スイスフランは、対ユーロで一時40%急騰し、その後は落ち着いたが、市場は大混乱した。これで大きく損を出した投資家も少なくない。
対ユーロの上限撤廃を決断した理由は、22日の欧州中央銀行(ECB)の政策決定会合で量的緩和の採用がほぼ確実視されているからだ。実際、ヨルダン・スイス国立銀行総裁は「国際情勢の変化から持続可能でないと判断した」と語った。
上限を維持するには、マネタリーベース(中央銀行の供給する資金)を増やすとともにユーロ債を購入する必要がある。実際、スイス国立銀行のバランスシートはかなり大きくなっているが、そのうち外債が占める割合は9割程度になっていた。
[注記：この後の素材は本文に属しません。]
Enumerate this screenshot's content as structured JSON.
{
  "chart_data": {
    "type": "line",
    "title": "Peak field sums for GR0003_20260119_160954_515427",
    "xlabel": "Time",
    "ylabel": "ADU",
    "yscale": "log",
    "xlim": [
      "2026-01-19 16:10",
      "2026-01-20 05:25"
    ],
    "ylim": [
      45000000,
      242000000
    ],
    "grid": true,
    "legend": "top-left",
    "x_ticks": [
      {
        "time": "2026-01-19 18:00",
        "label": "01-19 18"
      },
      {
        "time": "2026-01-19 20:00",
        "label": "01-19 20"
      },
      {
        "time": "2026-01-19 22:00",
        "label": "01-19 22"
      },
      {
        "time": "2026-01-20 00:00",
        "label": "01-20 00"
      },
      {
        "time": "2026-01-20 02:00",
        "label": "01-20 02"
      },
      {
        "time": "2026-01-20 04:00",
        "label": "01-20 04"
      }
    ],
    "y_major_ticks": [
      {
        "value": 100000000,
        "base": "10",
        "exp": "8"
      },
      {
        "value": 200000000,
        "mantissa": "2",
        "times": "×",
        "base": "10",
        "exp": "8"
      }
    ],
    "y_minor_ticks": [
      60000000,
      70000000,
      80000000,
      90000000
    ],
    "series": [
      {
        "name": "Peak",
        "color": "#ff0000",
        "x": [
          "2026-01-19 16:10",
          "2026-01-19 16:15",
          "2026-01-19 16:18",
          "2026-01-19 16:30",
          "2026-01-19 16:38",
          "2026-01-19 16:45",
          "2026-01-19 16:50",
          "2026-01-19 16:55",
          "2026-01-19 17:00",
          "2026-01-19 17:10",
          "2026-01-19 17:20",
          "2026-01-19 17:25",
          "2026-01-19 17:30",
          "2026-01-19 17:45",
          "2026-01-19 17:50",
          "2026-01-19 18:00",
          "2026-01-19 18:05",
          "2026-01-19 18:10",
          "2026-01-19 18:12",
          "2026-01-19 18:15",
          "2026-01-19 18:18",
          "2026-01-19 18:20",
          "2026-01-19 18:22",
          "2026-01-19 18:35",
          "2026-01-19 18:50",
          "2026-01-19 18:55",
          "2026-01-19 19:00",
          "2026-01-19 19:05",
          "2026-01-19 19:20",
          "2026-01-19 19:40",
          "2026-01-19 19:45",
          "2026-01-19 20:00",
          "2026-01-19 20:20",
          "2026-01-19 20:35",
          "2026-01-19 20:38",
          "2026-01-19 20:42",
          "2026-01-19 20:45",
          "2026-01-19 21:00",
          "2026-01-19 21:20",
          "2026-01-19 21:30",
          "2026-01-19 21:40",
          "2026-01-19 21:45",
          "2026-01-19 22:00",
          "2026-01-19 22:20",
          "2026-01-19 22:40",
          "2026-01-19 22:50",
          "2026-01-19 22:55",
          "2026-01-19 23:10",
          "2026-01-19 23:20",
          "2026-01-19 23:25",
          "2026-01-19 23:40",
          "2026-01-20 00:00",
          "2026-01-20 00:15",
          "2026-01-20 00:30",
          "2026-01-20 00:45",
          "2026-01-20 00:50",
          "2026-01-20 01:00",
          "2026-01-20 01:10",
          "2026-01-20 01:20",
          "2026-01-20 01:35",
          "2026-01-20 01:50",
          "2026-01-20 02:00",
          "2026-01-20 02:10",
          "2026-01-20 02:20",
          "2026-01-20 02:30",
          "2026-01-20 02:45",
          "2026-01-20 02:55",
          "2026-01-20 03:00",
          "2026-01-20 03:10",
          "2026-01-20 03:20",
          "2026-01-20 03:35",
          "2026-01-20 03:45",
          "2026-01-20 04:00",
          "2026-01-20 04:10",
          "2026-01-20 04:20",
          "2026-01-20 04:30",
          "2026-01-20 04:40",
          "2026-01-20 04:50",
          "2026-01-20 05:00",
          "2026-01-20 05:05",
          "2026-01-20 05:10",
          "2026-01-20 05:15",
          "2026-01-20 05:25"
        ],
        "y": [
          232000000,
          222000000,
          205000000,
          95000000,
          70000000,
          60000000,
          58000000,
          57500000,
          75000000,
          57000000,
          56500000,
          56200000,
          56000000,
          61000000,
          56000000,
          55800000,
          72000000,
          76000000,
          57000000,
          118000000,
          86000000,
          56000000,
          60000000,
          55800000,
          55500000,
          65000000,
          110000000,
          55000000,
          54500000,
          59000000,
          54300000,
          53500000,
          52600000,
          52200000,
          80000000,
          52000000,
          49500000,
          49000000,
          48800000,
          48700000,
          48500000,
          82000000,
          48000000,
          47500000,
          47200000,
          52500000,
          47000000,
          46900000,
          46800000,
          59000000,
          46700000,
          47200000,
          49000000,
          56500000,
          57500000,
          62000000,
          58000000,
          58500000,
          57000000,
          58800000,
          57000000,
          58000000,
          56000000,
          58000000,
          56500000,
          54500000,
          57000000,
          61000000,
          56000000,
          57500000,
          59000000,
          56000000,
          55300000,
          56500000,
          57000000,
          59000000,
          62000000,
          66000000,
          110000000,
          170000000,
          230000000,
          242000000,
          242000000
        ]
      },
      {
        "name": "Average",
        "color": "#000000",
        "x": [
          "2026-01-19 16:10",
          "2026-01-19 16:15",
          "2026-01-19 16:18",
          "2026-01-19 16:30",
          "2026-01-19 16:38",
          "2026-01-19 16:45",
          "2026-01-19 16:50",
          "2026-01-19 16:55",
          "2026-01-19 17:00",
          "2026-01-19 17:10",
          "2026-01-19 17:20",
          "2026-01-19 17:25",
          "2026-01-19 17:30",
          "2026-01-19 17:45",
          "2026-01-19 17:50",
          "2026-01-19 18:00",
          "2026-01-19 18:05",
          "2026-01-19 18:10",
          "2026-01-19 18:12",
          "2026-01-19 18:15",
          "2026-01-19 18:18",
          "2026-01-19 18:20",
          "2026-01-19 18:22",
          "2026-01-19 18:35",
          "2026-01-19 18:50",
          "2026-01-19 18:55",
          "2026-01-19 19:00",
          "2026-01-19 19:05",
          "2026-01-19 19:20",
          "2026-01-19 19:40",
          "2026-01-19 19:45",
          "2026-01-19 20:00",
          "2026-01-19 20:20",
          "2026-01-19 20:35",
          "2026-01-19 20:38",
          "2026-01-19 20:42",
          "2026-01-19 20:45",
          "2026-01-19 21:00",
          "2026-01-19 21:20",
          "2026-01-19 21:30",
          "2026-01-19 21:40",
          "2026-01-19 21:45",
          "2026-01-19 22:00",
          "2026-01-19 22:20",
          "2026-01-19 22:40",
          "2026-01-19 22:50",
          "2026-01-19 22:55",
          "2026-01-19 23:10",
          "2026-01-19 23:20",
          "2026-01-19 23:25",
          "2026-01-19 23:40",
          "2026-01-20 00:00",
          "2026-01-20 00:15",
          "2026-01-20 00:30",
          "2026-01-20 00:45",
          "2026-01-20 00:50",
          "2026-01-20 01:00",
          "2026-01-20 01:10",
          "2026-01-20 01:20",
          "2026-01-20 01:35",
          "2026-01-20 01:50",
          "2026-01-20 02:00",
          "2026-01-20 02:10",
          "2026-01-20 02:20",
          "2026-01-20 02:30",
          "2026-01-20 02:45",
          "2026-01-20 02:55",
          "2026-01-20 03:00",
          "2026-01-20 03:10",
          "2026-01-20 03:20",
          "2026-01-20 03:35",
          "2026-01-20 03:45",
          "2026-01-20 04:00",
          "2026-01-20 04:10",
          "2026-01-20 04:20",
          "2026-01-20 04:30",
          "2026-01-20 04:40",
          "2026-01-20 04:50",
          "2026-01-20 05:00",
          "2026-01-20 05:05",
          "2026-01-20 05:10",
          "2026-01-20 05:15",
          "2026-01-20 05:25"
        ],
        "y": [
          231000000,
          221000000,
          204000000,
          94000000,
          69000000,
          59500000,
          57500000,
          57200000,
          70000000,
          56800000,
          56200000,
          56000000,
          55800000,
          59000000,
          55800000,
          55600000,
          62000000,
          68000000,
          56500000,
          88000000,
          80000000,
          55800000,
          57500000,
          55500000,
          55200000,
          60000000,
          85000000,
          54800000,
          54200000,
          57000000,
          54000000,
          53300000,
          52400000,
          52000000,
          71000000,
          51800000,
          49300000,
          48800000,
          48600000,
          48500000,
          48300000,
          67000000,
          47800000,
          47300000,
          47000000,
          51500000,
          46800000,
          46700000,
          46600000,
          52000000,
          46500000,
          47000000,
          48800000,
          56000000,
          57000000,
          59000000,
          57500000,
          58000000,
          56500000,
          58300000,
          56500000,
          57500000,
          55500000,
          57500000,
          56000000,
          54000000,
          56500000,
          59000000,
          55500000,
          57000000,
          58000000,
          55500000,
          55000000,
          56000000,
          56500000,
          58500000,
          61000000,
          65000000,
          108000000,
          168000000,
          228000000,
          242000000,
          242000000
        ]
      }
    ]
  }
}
ECBで量的緩和の動きが出ている中、さらに上限を維持しようとすれば、スイス国立銀行はさらに外債を購入しバランスシートを大きくせざるを得なかった。もし、上限の防衛に失敗すれば、中央銀行の資産が大きく毀損(きそん)するという問題が出てくる。
スイス経済を考えれば、中央銀行の資本問題はたいしたことはない。しかし、目先の資本毀損にスイス国立銀行は日和ってしまった。しかも、やり方が唐突で稚拙であることは否めない。